According to a recent New York Times article, computerized essay grading systems have the potential to replace human graders for standardized essays. In a 2012 study from the University of Akron, systems were able to grade hundreds of thousands of short essays written by middle- and high-school students in less than a minute, assigning grades that mirrored those assigned by human graders. Now, edX, the massive online, open-course enterprise, intends to make similar software available online for free. While the potential to quickly grade assignments may entice educators, caution should be exercised before schools replace current grading systems with software. Language and style are complex and difficult to measure, and universities should ensure that English instruction prepares students for the academic and professional writing required for success.

Anant Agarwal, edX’s president, claims that the edX essay grading software gives feedback similar to that given by class instructors. Other systems, such as e-rater, have claimed similar results when grading short essays on middle- and high-school level standardized tests. However, some of these systems grade only on “grammar, usage, mechanics, style and organization, and development,” and thus can be duped. Les Perelman, a researcher at the Massachusetts Institute of Technology, demonstrated this by submitting a grammatical, well-structured, but factually incoherent response for the short essay question to the e-rater system. e-rater assigned Perelman’s response the highest score possible. Current gaps in the software system suggest too many flaws for professors to move forward with this technology.

The edX software is based on machine learning, where it takes in about 100 scored exams from human graders and uses that as a basis on which to grade other exams. When evaluating essays, graders should not consider only grammar and organization, but also factual accuracy, argument and reasoning. Human Readers, a group opposed to the use of essay grading software in situations where students’ futures are at stake, has gained signatures from more than 3,000 college professors, instructors and teachers in support of its goals. According to the group’s website, multiple studies show the limitations inherent in computerized grading systems and how they incentivize superficial aspects of writing.

In college, students should have the opportunity to develop their writing skills so that they’re prepared for a whole range of writing tasks upon graduation.
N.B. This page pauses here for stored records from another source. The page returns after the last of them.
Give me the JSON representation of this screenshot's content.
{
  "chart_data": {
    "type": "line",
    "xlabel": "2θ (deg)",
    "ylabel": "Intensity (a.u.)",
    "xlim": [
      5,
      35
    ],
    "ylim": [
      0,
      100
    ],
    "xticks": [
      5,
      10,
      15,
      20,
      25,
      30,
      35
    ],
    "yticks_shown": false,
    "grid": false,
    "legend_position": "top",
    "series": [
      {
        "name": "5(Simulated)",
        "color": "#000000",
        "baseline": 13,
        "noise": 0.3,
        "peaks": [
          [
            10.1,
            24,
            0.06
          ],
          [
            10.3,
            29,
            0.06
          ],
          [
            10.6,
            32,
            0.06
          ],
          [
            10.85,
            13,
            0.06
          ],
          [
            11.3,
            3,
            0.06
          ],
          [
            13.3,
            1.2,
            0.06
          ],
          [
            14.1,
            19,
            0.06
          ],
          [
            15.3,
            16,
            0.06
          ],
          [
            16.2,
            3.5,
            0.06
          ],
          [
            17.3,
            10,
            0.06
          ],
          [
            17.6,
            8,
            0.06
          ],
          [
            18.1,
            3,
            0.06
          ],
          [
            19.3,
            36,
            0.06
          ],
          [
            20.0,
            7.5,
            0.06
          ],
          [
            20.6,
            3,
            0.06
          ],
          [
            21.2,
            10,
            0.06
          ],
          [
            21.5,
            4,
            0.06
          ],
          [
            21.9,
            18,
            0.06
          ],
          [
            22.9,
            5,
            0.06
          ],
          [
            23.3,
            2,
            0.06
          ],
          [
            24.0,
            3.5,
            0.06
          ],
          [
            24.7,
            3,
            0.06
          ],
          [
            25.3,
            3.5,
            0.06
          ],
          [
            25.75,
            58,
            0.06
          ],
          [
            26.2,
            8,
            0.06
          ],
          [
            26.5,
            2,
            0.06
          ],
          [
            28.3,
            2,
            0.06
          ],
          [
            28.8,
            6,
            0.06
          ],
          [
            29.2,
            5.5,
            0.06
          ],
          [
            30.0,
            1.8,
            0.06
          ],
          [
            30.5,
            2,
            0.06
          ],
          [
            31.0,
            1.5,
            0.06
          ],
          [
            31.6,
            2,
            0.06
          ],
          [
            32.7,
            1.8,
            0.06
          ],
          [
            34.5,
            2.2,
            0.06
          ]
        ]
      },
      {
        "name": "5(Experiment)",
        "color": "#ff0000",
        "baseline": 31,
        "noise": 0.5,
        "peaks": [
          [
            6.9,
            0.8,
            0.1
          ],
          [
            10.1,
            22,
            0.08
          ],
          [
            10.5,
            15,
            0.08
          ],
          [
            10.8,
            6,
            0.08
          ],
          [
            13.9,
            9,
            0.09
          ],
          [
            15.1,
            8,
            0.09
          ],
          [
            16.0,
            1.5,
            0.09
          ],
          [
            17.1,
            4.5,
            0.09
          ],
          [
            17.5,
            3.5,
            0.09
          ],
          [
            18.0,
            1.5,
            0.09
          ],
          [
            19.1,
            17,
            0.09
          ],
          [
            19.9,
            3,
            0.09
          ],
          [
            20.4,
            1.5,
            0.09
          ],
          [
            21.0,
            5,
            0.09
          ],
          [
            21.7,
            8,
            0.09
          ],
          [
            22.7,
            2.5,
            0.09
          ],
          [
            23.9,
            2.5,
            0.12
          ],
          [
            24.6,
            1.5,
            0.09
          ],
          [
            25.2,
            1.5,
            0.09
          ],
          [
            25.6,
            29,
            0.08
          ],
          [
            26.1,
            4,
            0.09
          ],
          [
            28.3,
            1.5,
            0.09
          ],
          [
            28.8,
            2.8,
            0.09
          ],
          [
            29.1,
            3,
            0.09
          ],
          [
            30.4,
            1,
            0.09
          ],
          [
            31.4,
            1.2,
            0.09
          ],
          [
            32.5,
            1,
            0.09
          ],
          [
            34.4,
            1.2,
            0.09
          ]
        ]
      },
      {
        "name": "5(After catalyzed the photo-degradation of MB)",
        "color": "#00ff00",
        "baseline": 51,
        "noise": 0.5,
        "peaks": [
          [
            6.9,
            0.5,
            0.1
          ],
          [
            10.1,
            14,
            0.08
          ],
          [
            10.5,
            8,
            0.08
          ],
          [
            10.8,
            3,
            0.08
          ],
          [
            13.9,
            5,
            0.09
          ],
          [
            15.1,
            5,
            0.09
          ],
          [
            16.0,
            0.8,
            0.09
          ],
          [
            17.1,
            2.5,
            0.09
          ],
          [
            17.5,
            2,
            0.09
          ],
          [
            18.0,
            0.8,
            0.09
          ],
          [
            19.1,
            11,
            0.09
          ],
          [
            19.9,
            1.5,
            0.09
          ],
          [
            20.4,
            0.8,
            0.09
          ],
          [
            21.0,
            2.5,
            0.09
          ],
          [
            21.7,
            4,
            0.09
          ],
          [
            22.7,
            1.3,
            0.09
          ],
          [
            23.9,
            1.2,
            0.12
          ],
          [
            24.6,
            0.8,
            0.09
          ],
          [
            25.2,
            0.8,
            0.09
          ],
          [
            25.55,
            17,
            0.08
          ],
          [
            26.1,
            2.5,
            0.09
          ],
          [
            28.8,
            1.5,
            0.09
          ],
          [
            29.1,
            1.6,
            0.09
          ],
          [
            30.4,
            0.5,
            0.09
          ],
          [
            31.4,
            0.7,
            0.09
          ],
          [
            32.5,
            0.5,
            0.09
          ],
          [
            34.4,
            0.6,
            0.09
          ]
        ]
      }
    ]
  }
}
Writing and communication skills are increasingly listed among weaknesses of students applying for jobs and to graduate programs, and both graders and professors must take this into account. Currently, the University requires undergraduates to take two classes explicitly focused around writing during their tenure, a First-Year Writing Requirement class and one fulfilling the Upper-Level Writing Requirement. The University should continue to work toward securing high-quality writing instruction that acknowledges the complexities of the English language.